Coming back for seconds was never a good idea against the prime Louis. But Abe had heart, pluck and a big punch and everyone knew that anything could happen in heavyweight boxing. Simon had knocked out Jersey Joe Walcott in six rounds, beaten Roscoe Toles and drawn with Turkey Thompson. Abe had also waged a thrilling battle of the giants with Buddy Baer, in which he had beaten Buddy severely in the opening round before being stopped in the third.

Simon had a wingspan of 82 ¾ inches and Louis had to get inside it. It didn’t take the champion too long. Abe fought a gutsy battle, recovering well after a second round knockdown to land some heavy punches and enjoy some success at tying Joe up and nullifying his great power.

Louis, by his own later admission, rushed his work in the first three rounds and had to be told to calm down and slow the pace by handler Mannie Seamon.

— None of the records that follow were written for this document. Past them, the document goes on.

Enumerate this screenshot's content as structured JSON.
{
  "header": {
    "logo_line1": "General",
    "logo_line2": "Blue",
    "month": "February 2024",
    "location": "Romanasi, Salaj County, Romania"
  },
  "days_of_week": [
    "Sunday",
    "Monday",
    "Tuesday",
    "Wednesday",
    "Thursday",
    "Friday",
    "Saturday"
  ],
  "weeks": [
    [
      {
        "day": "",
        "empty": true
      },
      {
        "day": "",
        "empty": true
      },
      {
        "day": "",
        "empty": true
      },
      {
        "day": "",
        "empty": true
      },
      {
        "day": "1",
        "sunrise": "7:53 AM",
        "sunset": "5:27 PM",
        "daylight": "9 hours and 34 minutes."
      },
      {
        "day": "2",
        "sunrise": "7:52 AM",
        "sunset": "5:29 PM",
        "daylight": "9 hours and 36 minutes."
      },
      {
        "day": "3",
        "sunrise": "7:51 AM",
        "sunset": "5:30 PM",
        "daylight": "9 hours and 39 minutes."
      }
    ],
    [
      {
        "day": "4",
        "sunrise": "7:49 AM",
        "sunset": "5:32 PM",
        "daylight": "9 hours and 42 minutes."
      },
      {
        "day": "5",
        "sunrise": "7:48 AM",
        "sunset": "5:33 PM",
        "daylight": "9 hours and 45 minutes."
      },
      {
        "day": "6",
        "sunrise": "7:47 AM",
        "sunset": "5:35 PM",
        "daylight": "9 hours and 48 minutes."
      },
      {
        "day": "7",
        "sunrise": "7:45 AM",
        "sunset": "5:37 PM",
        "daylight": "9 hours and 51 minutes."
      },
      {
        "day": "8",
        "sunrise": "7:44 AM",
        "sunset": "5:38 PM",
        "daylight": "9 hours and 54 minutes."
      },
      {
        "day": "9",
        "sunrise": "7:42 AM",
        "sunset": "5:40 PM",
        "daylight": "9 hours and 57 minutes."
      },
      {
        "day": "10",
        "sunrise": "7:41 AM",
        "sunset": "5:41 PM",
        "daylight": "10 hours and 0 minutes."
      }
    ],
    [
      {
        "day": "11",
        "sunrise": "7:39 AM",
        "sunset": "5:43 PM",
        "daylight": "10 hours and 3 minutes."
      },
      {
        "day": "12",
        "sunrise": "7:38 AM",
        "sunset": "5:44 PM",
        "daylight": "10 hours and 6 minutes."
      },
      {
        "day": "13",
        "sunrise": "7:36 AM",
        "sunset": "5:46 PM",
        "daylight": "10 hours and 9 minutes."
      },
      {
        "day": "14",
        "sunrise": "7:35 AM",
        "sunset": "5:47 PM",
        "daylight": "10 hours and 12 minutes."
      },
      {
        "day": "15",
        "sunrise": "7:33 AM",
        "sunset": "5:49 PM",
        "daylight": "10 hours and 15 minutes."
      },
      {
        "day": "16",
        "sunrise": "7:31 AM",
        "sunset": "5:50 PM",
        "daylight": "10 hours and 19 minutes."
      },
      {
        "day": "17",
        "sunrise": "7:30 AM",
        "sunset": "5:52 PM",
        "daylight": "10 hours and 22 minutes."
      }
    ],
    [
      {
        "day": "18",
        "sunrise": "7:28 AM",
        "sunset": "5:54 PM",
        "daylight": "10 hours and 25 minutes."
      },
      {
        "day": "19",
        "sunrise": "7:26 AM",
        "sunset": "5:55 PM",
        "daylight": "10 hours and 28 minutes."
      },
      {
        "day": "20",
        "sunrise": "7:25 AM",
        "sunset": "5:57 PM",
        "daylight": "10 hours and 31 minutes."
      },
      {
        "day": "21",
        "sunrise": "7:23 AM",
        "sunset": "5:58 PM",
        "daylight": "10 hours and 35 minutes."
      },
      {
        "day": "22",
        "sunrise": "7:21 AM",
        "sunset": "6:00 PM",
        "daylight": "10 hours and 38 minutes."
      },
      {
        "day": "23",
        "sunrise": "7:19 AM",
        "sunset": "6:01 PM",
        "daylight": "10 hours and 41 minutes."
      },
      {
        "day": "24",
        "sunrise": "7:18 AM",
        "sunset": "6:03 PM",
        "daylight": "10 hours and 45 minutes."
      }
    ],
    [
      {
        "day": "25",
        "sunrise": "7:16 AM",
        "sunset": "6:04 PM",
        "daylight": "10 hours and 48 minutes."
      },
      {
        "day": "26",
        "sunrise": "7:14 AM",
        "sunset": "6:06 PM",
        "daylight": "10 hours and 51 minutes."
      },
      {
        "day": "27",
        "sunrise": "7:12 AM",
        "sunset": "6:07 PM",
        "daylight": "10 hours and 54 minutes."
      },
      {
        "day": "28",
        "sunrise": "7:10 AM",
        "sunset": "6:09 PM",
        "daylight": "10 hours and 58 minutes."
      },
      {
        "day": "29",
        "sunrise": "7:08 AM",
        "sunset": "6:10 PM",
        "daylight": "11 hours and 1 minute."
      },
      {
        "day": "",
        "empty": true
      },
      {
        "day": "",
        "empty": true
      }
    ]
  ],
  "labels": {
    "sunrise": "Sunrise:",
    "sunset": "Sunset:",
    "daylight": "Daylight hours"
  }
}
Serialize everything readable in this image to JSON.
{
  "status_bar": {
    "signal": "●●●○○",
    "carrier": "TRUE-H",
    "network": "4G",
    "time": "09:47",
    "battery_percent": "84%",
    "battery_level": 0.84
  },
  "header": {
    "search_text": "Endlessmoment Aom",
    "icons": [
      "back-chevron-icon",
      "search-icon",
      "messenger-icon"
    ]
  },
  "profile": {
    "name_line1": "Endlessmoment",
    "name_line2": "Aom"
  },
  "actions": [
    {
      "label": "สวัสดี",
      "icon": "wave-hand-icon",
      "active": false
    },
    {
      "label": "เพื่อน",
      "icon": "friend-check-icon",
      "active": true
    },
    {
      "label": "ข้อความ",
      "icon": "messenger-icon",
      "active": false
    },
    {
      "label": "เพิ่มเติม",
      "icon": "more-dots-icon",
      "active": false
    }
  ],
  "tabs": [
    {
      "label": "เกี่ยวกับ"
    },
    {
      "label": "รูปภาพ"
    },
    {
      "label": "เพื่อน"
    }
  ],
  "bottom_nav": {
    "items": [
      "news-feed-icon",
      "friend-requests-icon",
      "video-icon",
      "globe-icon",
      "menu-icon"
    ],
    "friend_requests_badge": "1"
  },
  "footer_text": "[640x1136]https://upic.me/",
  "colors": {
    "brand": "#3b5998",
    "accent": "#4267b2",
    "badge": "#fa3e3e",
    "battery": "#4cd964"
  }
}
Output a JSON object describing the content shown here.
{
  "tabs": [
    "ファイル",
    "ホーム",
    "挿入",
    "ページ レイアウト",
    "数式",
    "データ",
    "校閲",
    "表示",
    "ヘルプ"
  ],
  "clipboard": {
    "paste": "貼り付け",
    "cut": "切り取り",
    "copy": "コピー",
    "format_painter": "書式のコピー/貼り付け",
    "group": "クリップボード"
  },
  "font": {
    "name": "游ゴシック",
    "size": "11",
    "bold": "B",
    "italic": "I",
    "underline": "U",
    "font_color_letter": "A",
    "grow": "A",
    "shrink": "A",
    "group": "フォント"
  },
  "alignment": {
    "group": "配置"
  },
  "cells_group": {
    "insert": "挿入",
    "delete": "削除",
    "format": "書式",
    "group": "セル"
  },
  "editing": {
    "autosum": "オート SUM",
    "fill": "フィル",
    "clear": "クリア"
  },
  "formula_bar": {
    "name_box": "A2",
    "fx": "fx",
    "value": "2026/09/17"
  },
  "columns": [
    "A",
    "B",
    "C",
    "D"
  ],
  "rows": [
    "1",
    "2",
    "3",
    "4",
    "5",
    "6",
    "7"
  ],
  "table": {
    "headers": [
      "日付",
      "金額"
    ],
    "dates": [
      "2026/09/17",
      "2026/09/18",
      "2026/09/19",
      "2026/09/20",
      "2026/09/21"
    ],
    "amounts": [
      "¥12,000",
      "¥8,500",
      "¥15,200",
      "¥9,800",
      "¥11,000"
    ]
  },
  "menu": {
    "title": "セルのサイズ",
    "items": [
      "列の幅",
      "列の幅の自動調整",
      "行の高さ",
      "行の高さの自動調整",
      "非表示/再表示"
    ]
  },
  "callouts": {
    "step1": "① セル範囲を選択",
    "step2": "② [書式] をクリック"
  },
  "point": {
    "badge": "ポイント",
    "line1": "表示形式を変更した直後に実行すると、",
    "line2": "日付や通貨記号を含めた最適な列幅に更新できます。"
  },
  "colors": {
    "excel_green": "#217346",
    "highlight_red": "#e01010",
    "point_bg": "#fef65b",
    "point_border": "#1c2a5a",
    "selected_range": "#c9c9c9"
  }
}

The simple ploy worked. Jack Blackburn was ailing in hospital with pneumonia that night, but Joe didn’t disappoint his great mentor. He went big game hunting in the fifth round and set the traps with his usual skill. A cracking left hook forced Simon to clutch for safety and then the storm raged. Joe opened a cut under Abe’s right eye and unleashed a ten-punch volley that had the giant from Long Island softening by the second. Simon, brave to the end, continued to march forward and plug away, but then a pair of thunderous right crosses dropped him in his own corner. The bell came to his rescue but only bought him time and pain that he didn’t need.

Louis finished the fight quickly in the sixth round, sending Abe down and out with a final left-right blast. Perhaps Joe had been riled after first snapping Simon to attention with a quick-fire combination in the second round. Big Abe had laughed at him.

That was a silly thing to do to Joe Louis. It still is. Especially when the talk turns to big boys being the best.